A high-rise ultra-luxury resort just north of Miami Beach called Acqualina has a parking lot filled with Rolls-Royces.
They belong to residents who pay millions of dollars to live, at least part of the year, in this ochre-colored tower with its ocean views, private beach and spa.
As it happens, Acqualina has the highest concentration, anywhere in the world, of privately owned Rolls-Royces. A few residents have more than one. I went there to try out Rolls-Royce's newest model, the completely redesigned Phantom. This is Rolls-Royce's largest and most expensive car. Prices start at a $450,000. It is also the lodestar for the brand. Every other Rolls-Royce model is some smaller and slightly less expensive variation on this car's essential theme which is, in a word, magnificence.

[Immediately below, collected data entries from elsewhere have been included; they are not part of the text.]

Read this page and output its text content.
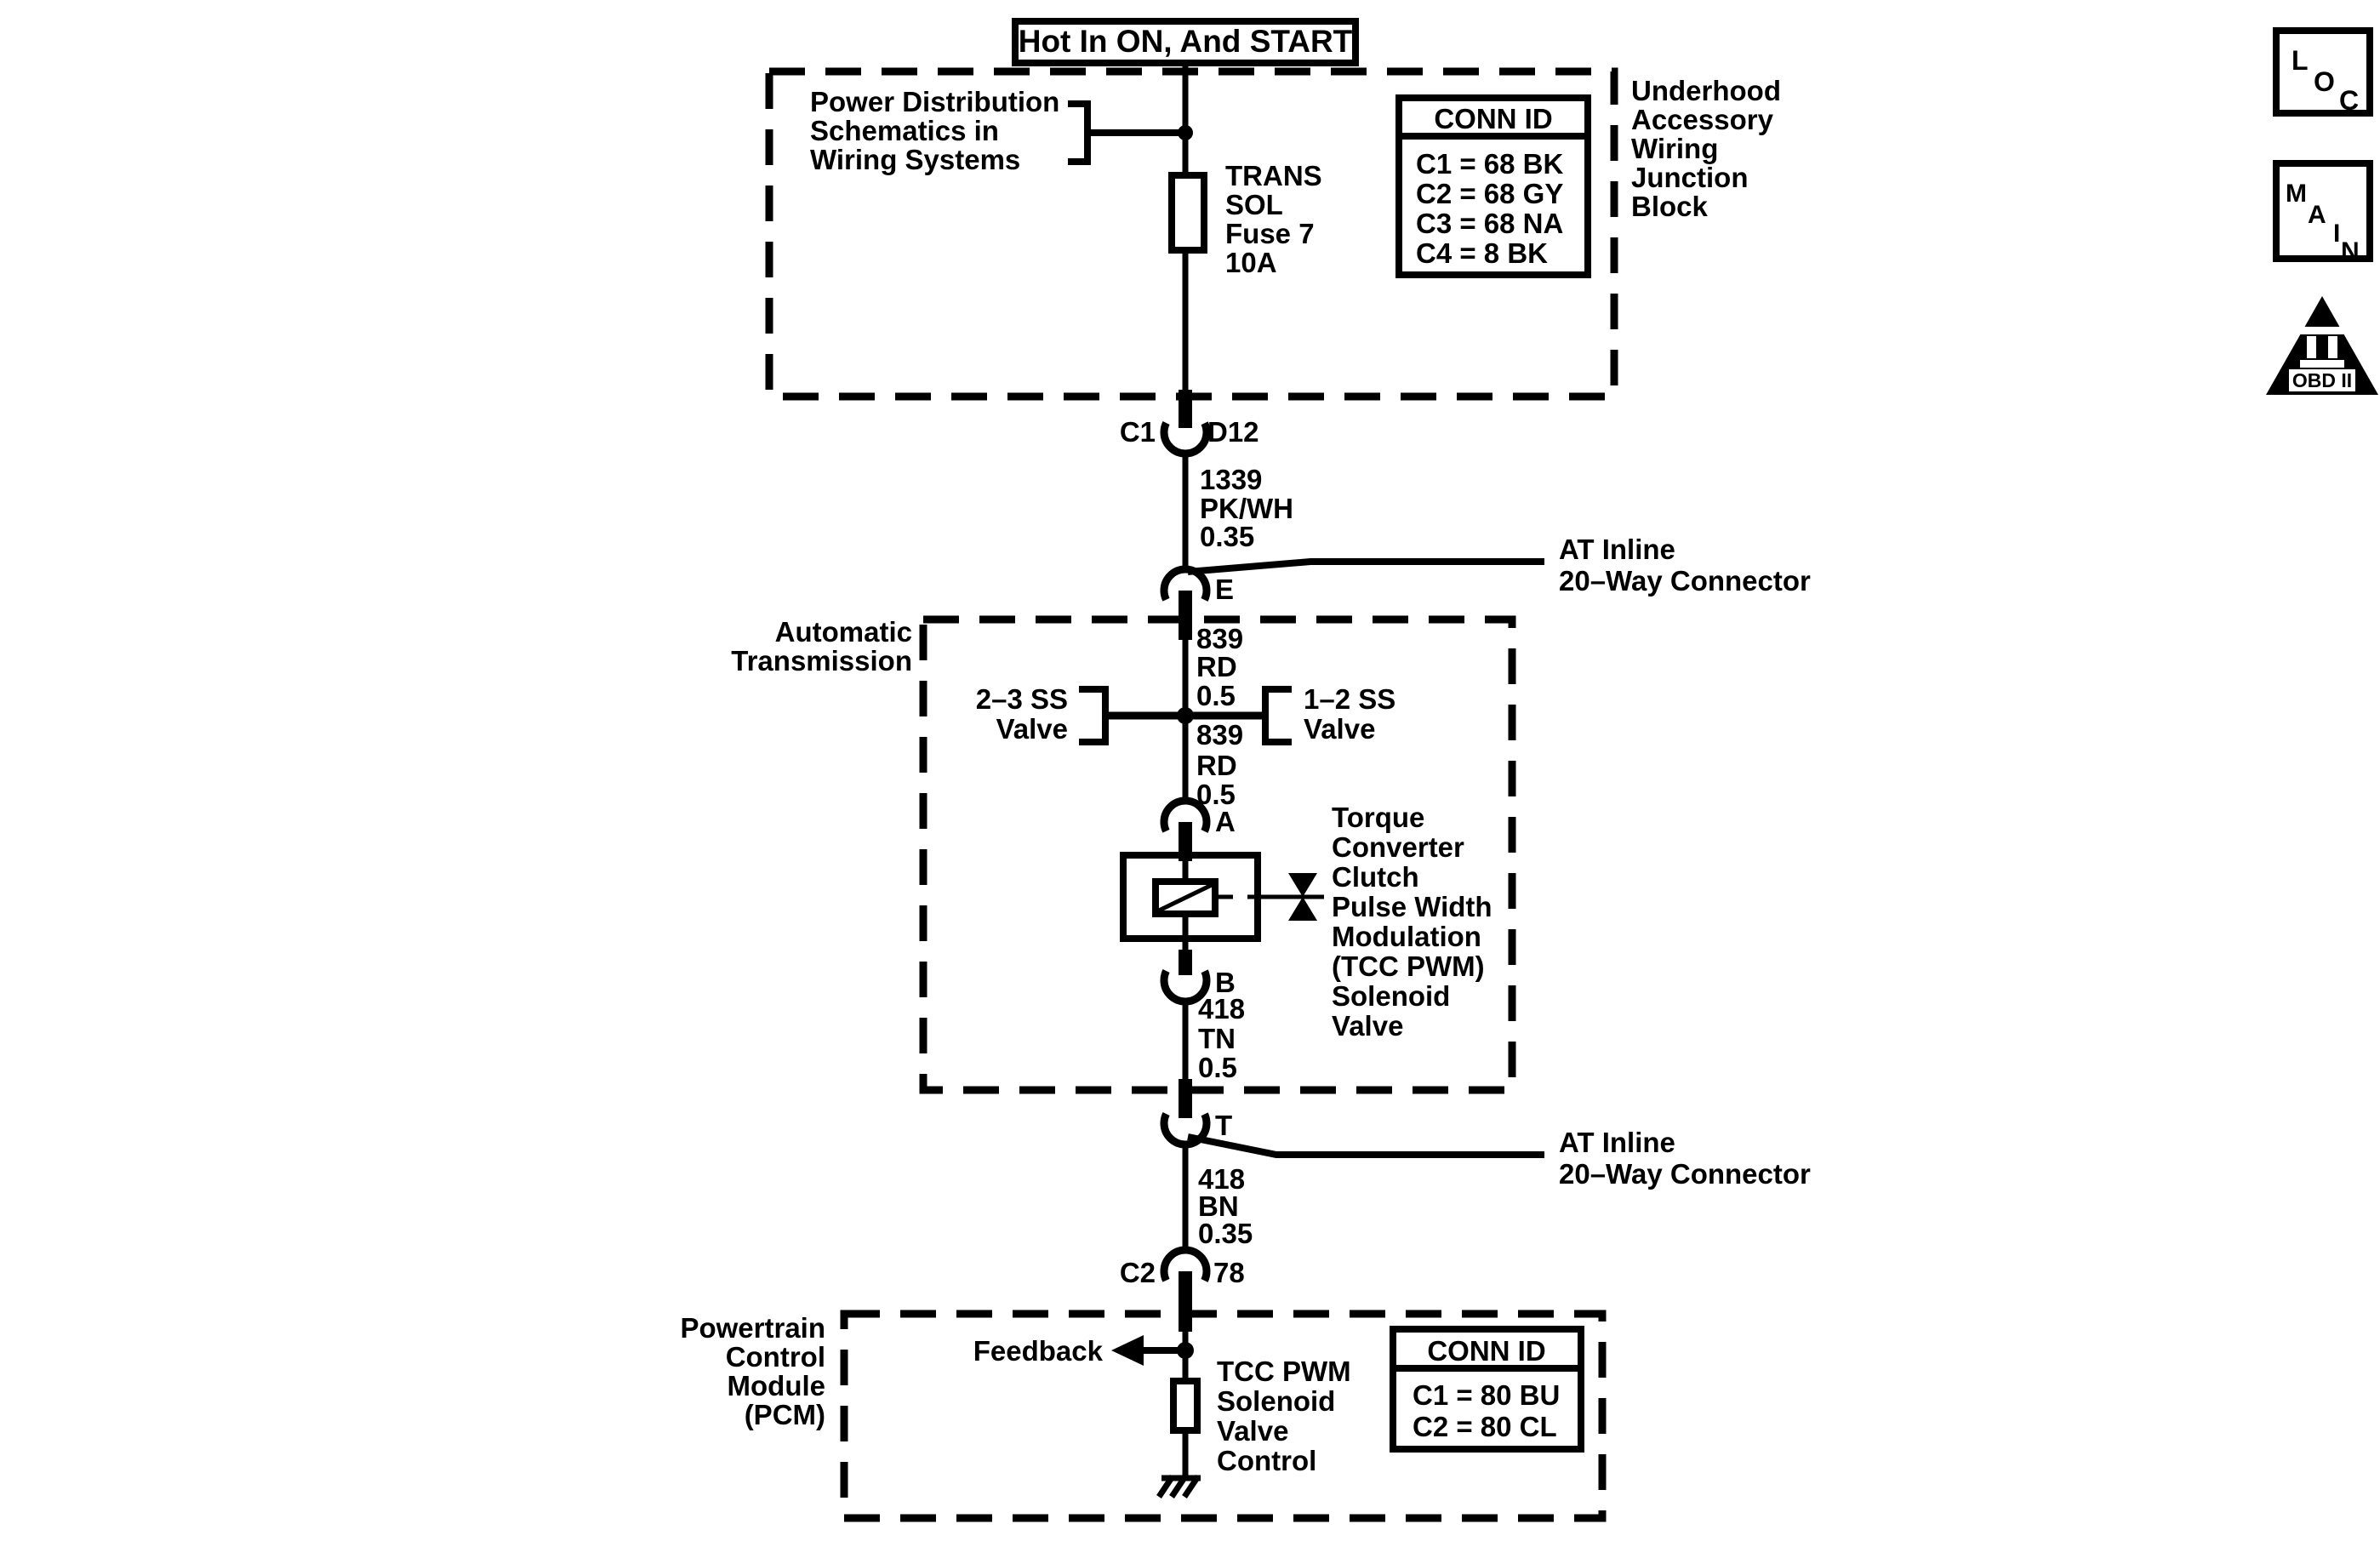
Hot In ON, And START
Power Distribution
Schematics in
Wiring Systems
TRANS
SOL
Fuse 7
10A
CONN ID
C1 = 68 BK
C2 = 68 GY
C3 = 68 NA
C4 = 8 BK
Underhood
Accessory
Wiring
Junction
Block
L
O
C
M
A
I
N
OBD II
C1 D12
1339
PK/WH
0.35
E
AT Inline
20–Way Connector
Automatic
Transmission
839
RD
0.5
2–3 SS
Valve
1–2 SS
Valve
839
RD
0.5
A	Torque
Converter
Clutch
Pulse Width
Modulation
(TCC PWM)
Solenoid
Valve
B
418
TN
0.5
T
AT Inline
20–Way Connector
418
BN
0.35
C2 78
Powertrain
Control
Module
(PCM)
Feedback
TCC PWM
Solenoid
Valve
Control
CONN ID
C1 = 80 BU
C2 = 80 CL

As I walked out the front door out of the Acqualina, with the door held open for me by a very busy doorman, a driver opened the back door of a Phantom allowing me to step right inside after barely touching the warm Florida air. The driver touched a button on the car door handle and the door, hinged at the back, whooshed closed, shutting with a vault-like thunk.
Normally, I wouldn't start a test drive by riding in the back, but this car is engineered around the passenger. The seats are comfortable and recline deeply. They will massage you if you want. Press a button and he floor rises up to meet your feet while your head rests on a soft leather pillow.
Please try the stereo. Unlike most carmakers, Rolls-Royce did not just hire a big-name stereo company to fit a product into its cars. Instead, Rolls-Royce hired its own sound technicians to create its own stereos. The results are amazing. Normally, nobody wants to get the "factory stereo" but, when the factory is Rolls-Royce, you do.
And that sets the tone for this car. I could provide a long list available features such as the champagne cooler you can get with etched crystal champagne flutes. But that wouldn't tell you how pretty those champagne flutes are. There are the umbrellas that reside, ready for immediate deployment, inside the doors. These are umbrellas like you've never seen. They have silver handles and a nice heft in the hand. They cost $700 each. The perfect pinstripe down the side was painted there by hand. I know because I've met the one man in the world who paints Rolls-Royce stripes.
Not everything was perfect, though. At least not to me. But the things that I didn't like weren't issues of quality but decisions made by Rolls-Royce designers that just didn't happen to please me. Call me picky but when I'm looking at a $630,000 car, including all its options, I want to be happy.
The Starlight headliner, for instance, is beautiful. The entire ceiling of the car glistens with tiny specks of light mimicking the stars in England's night sky when the first Phantom was built. But there is no optional panoramic sunroof, like so many cars have these days. I would have preferred the glass roof. Too bad for me.
And those backwards-hinged rear doors look classic but they are awfully awkward to open from the inside. But that's a signature Rolls-Royce feature so those doors will never be hinged the normal way. And in the new Phantom, Rolls-Royce's beautiful gauges, some of my favorite in the business, have been replaced with "virtual gauges" on little computer screens. In a cabin with no fake wood or fake metal, fake gauges seem sad to me.
I also took a turn at the Phantom's great big steering wheel. Rolls-Royce makes some of my favorite cars to drive. The two-door models, the Wraith and the Dawn convertible, are a pleasure to pilot over a winding rural road. There's a feeling of complete but gentle control as you ease through curve after curve at a clip.
The Phantom is similar in that this big car can charge along at surprising speeds without ever making you aware -- except glancing at the speedometer -- that you probably ought to slow down. It's no sports car but, considering its size, the performance is impressive. With its big V12 engine, it bolts to highway speeds in just five seconds.
The Phantom never feels wallowing or uncontrolled. Once you get used to things like the gentle action of the brakes -- they do respond promptly in an emergency stop -- you can securely weave it through anywhere, provided there's space.
For those who can afford it, it's a unique experience. As for me, I'll take the smaller Wraith and be perfectly happy in the driver's seat rather than riding in the back of the Phantom.